The report further shows that foreign exchange access is still a critical challenge for many manufacturers, as 46 percent disagreed that the rate at which the sector sources foreign exchange (forex) has improved.

While 36 percent agreed that there was more dollar access, 18 percent were not sure that forex has improved.

The survey cited inadequate access to foreign exchange and dilapidated infrastructure as major issues that pose threat to the growth of the sector.

Manufacturing companies in Africa’s biggest oil producing country faced the problem of acute dollar shortage after it slipped into a recession that happened in 2016.

In August 2016, the MAN and the NOI Polls reported that 222 small-scale businesses closed shops, leading to 180,000 job losses. This was attributed to FX challenges.
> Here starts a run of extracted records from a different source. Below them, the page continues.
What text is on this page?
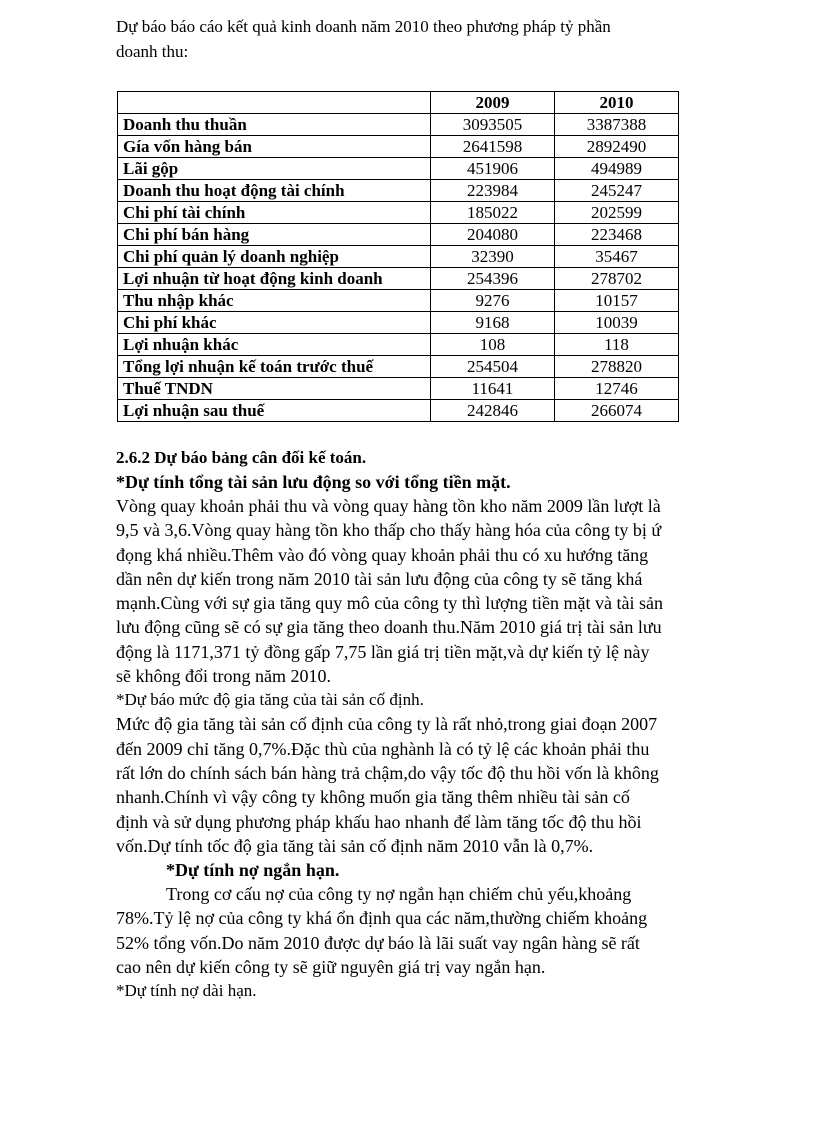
Dự báo báo cáo kết quả kinh doanh năm 2010 theo phương pháp tỷ phần

doanh thu:

	2009	2010
Doanh thu thuần	3093505	3387388
Gía vốn hàng bán	2641598	2892490
Lãi gộp	451906	494989
Doanh thu hoạt động tài chính	223984	245247
Chi phí tài chính	185022	202599
Chi phí bán hàng	204080	223468
Chi phí quản lý doanh nghiệp	32390	35467
Lợi nhuận từ hoạt động kinh doanh	254396	278702
Thu nhập khác	9276	10157
Chi phí khác	9168	10039
Lợi nhuận khác	108	118
Tổng lợi nhuận kế toán trước thuế	254504	278820
Thuế TNDN	11641	12746
Lợi nhuận sau thuế	242846	266074

2.6.2 Dự báo bảng cân đối kế toán.

*Dự tính tổng tài sản lưu động so với tổng tiền mặt.

Vòng quay khoản phải thu và vòng quay hàng tồn kho năm 2009 lần lượt là

9,5 và 3,6.Vòng quay hàng tồn kho thấp cho thấy hàng hóa của công ty bị ứ

đọng khá nhiều.Thêm vào đó vòng quay khoản phải thu có xu hướng tăng

dần nên dự kiến trong năm 2010 tài sản lưu động của công ty sẽ tăng khá

mạnh.Cùng với sự gia tăng quy mô của công ty thì lượng tiền mặt và tài sản

lưu động cũng sẽ có sự gia tăng theo doanh thu.Năm 2010 giá trị tài sản lưu

động là 1171,371 tỷ đồng gấp 7,75 lần giá trị tiền mặt,và dự kiến tỷ lệ này

sẽ không đổi trong năm 2010.

*Dự báo mức độ gia tăng của tài sản cố định.

Mức độ gia tăng tài sản cố định của công ty là rất nhỏ,trong giai đoạn 2007

đến 2009 chỉ tăng 0,7%.Đặc thù của nghành là có tỷ lệ các khoản phải thu

rất lớn do chính sách bán hàng trả chậm,do vậy tốc độ thu hồi vốn là không

nhanh.Chính vì vậy công ty không muốn gia tăng thêm nhiều tài sản cố

định và sử dụng phương pháp khấu hao nhanh để làm tăng tốc độ thu hồi

vốn.Dự tính tốc độ gia tăng tài sản cố định năm 2010 vẫn là 0,7%.

*Dự tính nợ ngắn hạn.

Trong cơ cấu nợ của công ty nợ ngắn hạn chiếm chủ yếu,khoảng

78%.Tỷ lệ nợ của công ty khá ổn định qua các năm,thường chiếm khoảng

52% tổng vốn.Do năm 2010 được dự báo là lãi suất vay ngân hàng sẽ rất

cao nên dự kiến công ty sẽ giữ nguyên giá trị vay ngắn hạn.

*Dự tính nợ dài hạn.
About 54 manufacturing firms also closed shop, according to MAN.

The CBN has taken several steps to bring stability in the FX market, but manufacturers still see the foreign exchange as a key problem, given that many of them import their inputs.

Only 21 percent of CEOs agreed that patronage of Nigerian manufactured products has improved as a result of the implementation of Executive Order 003.

The Order mandated all government establishments to make Nigerian manufactured goods first choice in public procurement processes.

However, 34 percent of those interviewed were not sure while 45 percent disagreed.

“This indicates the need to urgently step up the campaign on Buy-Made-In-Nigeria, interrogate the implementation of the EO003 to ascertain the degree of compliance of ministries, departments and agencies (MDAs) and establish support-structures that would ensure that government patronage of goods manufactured in Nigeria improved as expected,” the report recommends.

Furthermore, 55 percent of the chief executives disagreed that inventory of unsold manufactured products in the country has reduced over the last three months. Twenty-one percent agreed while the remaining 24 percent were not sure.

“The high level of disagreement among respondents indicates the need for government to introduce disposable income enhancing fiscal policy measures that would be in sync with existing monetary policies,” the report suggests.

The survey examined manufacturers’ perception using a set of diffusion factors which included current business condition, business condition for the next three months, current employment condition, rate of employment, employment condition for the next three months and production level for the next three months.

Manufacturers in Nigeria over time have battled with various challenges to which they have been seeking succour mostly through personal efforts.

Regardless, the challenges have continued to linger on and have shown little signs of improving.